The findings presented here point towards several broad conclusions and areas for further exploration:
• The choice of data and metrics clearly matter. For example, using household-level data, as this study does, avoids the bias associated with block-group or zip-code level income statistics (when applied to PV-adopters), thereby yielding a more-accurate characterization of PV-adopter income trends. Household-level data are also essential for detecting trends among the tails of the income distribution (e.g., for low-income customers). As also demonstrated in this analysis, the basic findings can differ dramatically depending on whether PV adopters are compared simply to all households or, in a more targeted fashion, to just owner-occupied households. Though not possible in this study, future analyses may reveal further differences by comparing just among single-family, owner-occupied households.
• Home-ownership is a key driver for differences in PV adoption among income groups. Although the results show that PV adoption has been, and remains, consistently skewed toward higher income households, much of that skew can seemingly be attributed to higher rates of home ownership. These findings reinforce the importance of business models and programs aimed at renters (at least where expanding access to PV among LMI populations is a priority). Research into income trends among community solar subscribers could help to establish whether this particular business model, which enables access by renters, has achieved more-balanced participation across incomes.
• PV-adopter incomes are diverse. PV adopters include households across the income spectrum. While PV adopters as a whole are higher-income than the population at large, a sizeable portion (the exact percentage depending on the specific metric) are of relatively modest means. Thus, while public and private-sector actors have good cause to ensure equity in PV access across income groups, it should not be overlooked that “moderate-income” or “middle-class” households are already a significant beneficiary of existing solar markets.
• The income profile of residential PV adopters is dynamic and evolving. This analysis shows how PV-adopter incomes have changed over time, in different directions and rates depending on the time period and state. This has several broad implications. First, it suggests some value in periodically reassessing PV-adopter income profiles by planners and private firms interested in understanding the demographics of solar adoption. Second, it raises questions about the underlying drivers for recent trends and about how those trends may evolve going forward. This is especially pertinent given the preponderance of recent initiatives and innovations aimed at advancing PV among LMI customers, and the continued evolution in the customer-economics of and financing options for residential PV.
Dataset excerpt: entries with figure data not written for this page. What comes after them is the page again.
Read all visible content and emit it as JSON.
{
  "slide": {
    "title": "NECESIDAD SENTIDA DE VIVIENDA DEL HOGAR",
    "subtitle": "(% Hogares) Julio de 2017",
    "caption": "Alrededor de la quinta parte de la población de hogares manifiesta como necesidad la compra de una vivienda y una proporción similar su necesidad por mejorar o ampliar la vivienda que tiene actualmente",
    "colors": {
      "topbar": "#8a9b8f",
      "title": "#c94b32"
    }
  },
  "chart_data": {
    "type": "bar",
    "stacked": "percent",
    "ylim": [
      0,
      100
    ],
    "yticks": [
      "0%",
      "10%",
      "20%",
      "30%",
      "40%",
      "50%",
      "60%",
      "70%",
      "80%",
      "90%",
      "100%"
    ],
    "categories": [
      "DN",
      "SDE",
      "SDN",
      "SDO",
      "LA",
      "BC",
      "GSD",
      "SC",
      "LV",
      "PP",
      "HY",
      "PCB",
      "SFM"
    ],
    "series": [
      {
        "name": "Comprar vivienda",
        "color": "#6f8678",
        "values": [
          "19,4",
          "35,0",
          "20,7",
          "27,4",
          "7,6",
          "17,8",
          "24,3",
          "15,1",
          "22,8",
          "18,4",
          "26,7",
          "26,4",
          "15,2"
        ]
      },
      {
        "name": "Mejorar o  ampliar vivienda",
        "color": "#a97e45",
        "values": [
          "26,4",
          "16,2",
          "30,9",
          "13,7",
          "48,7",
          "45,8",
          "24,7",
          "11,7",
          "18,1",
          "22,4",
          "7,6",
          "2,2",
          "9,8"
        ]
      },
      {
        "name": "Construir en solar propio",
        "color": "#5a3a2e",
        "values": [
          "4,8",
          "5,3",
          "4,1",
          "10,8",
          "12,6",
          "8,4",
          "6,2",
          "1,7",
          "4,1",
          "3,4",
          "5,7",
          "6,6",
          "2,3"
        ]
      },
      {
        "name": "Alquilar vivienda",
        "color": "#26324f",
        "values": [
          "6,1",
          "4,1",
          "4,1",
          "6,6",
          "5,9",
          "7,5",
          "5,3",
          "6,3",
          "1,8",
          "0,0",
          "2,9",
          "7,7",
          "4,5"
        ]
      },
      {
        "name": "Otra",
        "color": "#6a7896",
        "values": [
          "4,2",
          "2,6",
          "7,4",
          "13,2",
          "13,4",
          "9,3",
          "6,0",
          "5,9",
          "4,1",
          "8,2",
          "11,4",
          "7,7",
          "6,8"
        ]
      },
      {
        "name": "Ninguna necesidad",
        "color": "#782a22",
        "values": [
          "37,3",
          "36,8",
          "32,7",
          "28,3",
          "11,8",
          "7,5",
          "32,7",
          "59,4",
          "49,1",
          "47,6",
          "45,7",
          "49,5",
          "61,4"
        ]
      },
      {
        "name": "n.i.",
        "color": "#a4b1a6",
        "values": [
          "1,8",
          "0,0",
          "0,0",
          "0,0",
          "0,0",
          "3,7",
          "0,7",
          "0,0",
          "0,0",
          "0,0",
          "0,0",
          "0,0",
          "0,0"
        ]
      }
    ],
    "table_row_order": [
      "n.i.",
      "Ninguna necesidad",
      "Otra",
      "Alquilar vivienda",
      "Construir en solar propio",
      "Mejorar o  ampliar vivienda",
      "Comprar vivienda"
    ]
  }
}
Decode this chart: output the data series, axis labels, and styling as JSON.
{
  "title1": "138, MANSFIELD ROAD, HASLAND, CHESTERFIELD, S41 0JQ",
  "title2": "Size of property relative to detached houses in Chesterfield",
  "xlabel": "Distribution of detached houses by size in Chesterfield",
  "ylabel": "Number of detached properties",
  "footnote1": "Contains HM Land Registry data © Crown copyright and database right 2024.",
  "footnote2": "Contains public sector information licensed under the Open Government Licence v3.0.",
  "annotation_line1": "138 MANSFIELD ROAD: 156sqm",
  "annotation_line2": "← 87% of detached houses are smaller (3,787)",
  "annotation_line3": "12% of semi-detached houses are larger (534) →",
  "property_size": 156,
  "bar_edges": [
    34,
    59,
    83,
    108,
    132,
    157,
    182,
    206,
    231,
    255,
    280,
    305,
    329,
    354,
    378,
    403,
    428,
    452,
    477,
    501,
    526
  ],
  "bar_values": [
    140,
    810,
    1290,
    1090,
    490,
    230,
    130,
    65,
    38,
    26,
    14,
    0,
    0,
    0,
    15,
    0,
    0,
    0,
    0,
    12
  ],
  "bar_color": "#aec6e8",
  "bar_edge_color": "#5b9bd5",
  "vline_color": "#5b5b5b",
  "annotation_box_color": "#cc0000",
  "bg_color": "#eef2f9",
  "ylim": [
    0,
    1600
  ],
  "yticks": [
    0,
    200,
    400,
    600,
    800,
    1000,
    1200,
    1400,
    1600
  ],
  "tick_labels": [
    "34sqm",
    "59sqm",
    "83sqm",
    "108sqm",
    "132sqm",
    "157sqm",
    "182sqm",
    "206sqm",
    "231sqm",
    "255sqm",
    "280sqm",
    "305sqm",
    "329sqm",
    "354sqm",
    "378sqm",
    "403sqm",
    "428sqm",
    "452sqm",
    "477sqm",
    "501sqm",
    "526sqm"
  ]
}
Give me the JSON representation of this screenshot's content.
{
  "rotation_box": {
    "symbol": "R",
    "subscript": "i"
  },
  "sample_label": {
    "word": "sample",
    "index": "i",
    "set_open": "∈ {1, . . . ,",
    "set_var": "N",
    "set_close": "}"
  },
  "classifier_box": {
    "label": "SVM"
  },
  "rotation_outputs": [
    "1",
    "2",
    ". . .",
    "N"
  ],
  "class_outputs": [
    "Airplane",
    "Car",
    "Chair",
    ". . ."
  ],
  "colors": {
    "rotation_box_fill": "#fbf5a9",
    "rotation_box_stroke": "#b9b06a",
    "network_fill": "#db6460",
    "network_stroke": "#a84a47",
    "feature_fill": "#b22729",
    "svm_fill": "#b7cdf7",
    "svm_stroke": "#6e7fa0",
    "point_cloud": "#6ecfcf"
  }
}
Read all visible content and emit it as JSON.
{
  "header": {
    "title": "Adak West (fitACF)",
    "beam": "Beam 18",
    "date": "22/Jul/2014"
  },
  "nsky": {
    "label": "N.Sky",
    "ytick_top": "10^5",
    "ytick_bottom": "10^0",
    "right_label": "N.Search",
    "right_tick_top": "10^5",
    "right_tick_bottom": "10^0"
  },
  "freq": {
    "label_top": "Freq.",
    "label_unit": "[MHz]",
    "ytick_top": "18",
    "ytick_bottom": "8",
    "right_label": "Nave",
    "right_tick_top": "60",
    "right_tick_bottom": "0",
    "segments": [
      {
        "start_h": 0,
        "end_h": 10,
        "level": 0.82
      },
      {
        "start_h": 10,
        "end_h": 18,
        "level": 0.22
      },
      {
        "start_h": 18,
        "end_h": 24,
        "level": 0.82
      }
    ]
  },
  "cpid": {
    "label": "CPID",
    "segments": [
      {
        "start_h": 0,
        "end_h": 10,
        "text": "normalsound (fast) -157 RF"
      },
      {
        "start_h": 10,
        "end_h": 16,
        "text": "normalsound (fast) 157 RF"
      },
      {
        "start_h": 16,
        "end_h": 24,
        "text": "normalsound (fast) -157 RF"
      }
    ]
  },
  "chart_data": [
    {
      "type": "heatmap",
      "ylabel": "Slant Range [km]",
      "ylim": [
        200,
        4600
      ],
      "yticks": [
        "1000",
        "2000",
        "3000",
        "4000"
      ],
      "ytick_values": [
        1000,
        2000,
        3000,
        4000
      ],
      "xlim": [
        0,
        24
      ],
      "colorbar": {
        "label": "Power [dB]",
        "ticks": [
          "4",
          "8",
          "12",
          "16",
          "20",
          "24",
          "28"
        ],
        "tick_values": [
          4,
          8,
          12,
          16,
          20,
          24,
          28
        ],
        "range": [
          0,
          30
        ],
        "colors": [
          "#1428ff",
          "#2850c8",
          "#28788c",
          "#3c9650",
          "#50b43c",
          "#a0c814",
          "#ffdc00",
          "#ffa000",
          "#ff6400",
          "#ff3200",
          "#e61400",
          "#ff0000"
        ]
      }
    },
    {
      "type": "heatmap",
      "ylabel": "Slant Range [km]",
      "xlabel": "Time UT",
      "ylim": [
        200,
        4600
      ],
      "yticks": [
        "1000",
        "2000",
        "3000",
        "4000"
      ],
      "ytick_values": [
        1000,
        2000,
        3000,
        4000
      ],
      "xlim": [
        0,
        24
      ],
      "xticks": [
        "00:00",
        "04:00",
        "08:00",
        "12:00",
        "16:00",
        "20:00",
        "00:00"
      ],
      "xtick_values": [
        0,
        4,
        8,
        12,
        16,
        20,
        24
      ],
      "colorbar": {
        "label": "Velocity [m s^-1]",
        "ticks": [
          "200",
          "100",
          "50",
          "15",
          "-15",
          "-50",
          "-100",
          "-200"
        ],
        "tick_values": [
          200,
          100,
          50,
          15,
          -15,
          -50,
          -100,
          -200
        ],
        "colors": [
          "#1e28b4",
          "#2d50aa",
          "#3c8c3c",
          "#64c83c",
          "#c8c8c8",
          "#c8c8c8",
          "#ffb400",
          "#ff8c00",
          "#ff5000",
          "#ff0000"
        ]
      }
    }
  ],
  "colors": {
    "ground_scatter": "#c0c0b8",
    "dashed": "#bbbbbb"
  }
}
• Local and regional factors impact the income characteristics of PV adopters. The study results show substantial differences in PV-adopter income characteristics across the various states in the analysis sample. Much of that variation is ostensibly a function of more-general differences in income levels across states. However, other market and policy drivers likely play a role as well, and those drivers could become more significant in the years ahead as states experiment with different programmatic and business models for advancing PV access and affordability for LMI households.